Words: Olivia Boschung (She/Her)
The release of Edward Berger’s All Quiet on the Western Front in October 2022 promises a new take on the First World War, with its anti-war sentiment and sympathetic depiction of German troops. However, the centenary of the Great War’s ceasefire was four years ago. We are reaching a point where we must ask: how many more films do we need showing a European depiction of both World Wars?
An abundance of films already exists depicting the familiar events of both wars from the same Western winning position. Although All Quiet on the Western Front depicts a German telling of the First World War, the focus on European warfare is overdone. The majority of narratives told by blockbuster World War films fail to address the imperialist reality of the two conflicts. When these films are created by White-Western directors, like Christopher Nolan of Dunkirk, Edward Berger of All Quiet on the Western Front, and Sam Mendes of 1917, this comes as no surprise.
Imperialism was foundational for the Great Powers in both World Wars. The British and French were dependent upon exploiting their colonies for resources to maintain their campaigns. World War One films usually depict European men fighting in trenches, but what is not shown is the many soldiers enlisted from Britain’s and France’s colonised countries. The involvement of African nations is widely left out in the media, yet they played a decisive role in the conflicts. Battlefields stretched far beyond Europe, with fighting taking place in what is today Ghana due to colonial expansion. The continued portrayal of World War One as a Western war, while omitting battles fought in non-European countries, perpetuates a Western narrative of war which airbrushes an important part of twentieth-century history. This white-washing of the World Wars, even 100 years on from World War One, warps the public perception of history.

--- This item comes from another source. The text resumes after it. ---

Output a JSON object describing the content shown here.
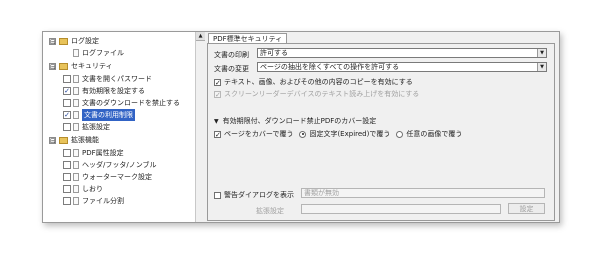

All Quiet on the Western Front takes an ‘anti-war’ angle, but can there be a cinematic depiction of war without glorifying war? Many scenes do show the tragedy and horror present in war. The opening scene displays young men and boys as cannon fodder, and the recycling of uniforms gives some scope of the scale of death caused by war. We see how Paul becomes desensitised to death and has to cope with witnessing the death of his friends at a young age. The scenes shown in All Quiet on the Western Front are certainly distressing. However, the depiction of war in cinema inherently tempts the existing fascination with war, especially the World Wars. The obsession with the World Wars is not uncommon in the West, and continued production of war media increases and toys with this fascination, even when the depiction is negative. Every history class is familiar with the military history fanatic. Their captivation is not calmed down by producing media surrounding warfare.
The Second World War is no different. Soldiers from all across the British Empire, especially around 2.5 million Indian soldiers, fought for Britain. India’s involvement in World War Two, essential to the Allied win, is frequently excluded from films. The horror of the Holocaust has been a part of cinematic history for over thirty years. We’ve all seen Schindler’s List, but where are the films about British Colonialism’s role in the War, such as the 1943 Bengal Famine?
In order to progress, Britain must accept the harmful aspects of our past, especially our imperialist history. By not displaying this in our media and wider culture, we cover up British atrocities and continue to hold up a rose-tinted view of Imperial Britain.
We learn about these Wars in school; we commemorate Remembrance Day yearly. Do we really need the addition of cinematic adaptations to remind us of the terrors of the World Wars? The Chinese Civil War, The Mongol Invasions, and Tai Ping Rebellion were all extremely destructive, but do not have Hollywood films made about them. The fact that there are hardly any films depicting non-western wars eradicates them from Western history and paints the false image of war being a Western issue.
The white-washing and lack of acknowledgement of the harmful and problematic actions of Britain during both World Wars within film feed into a harmful British nationalism. The excessive creation of media depicting the Allied Forces as winners of war without acknowledging imperialism creates problematic manifestations of nationalism, which ignores the exploitation of colonised peoples. Directors should challenge this depiction by exposing the imperialism and exploitation which allowed the Allies to win instead of simply depicting them as heroes.